# Anne Burns

## Artists

## Statement

I began as an Art major, but became interested in Mathematics and taught Mathematics at Long Island University for 38 years until I retired last year. In the late1980's I attended a talk on Fractals at NYU and I was hooked. After the conference I ran over to the bookstore and bought "The Beauty of Fractals". I bought a home computer whose screen resolution was 200 by 320; it had 3 colors and used floppy disks. I would program my fractals in QBasic and let the program run all night to get one picture. Over the years I learned Fortran, Turbo Pascal, Assembly Language, C++, JAVA and now I use Processing which is great. I am interested in Complex Dynamics, Applications of Complex Variable Theory, Iterative processes and recursion.

## Artworks

An iterated function system is comprised of five complex functions acting on five circles; four of the circles are pairwise tangent and tangent to the unit circle and the fifth circle is centered at the origin and tangent to the other four.

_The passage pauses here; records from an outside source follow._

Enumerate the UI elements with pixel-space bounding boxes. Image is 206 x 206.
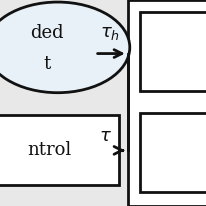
Bar (128, 0, 206, 206)
Ellipse shape (0, 2, 130, 93)
Text: ntrol: ntrol (27, 141, 71, 159)
Text: ded: ded (30, 24, 64, 42)
Bar (140, 113, 206, 192)
Bar (0, 115, 119, 185)
Text: t: t (44, 55, 51, 73)
Text: $\tau$: $\tau$ (99, 127, 111, 145)
Text: $\tau_h$: $\tau_h$ (100, 24, 120, 42)
Bar (140, 12, 206, 91)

This image is a zooming in on a very small region of the Julia Set of f(z) = z^2-1+ d/z(z^2-1), where d is a very small, positive real number. The Julia Set of f(z) = z^2-1 is the famous "Basilica"; adding the term d/z(z^2-1) introduces poles at 0, +1 and -1. The boundary of the set of points whose orbit escapes (the Julia Set) is made up of an infinite number of tiny decorations that resemble the decorations on the original "Basilica".

An iterated function system is comprised of five complex functions acting on five overlapping, semi-transparent circles.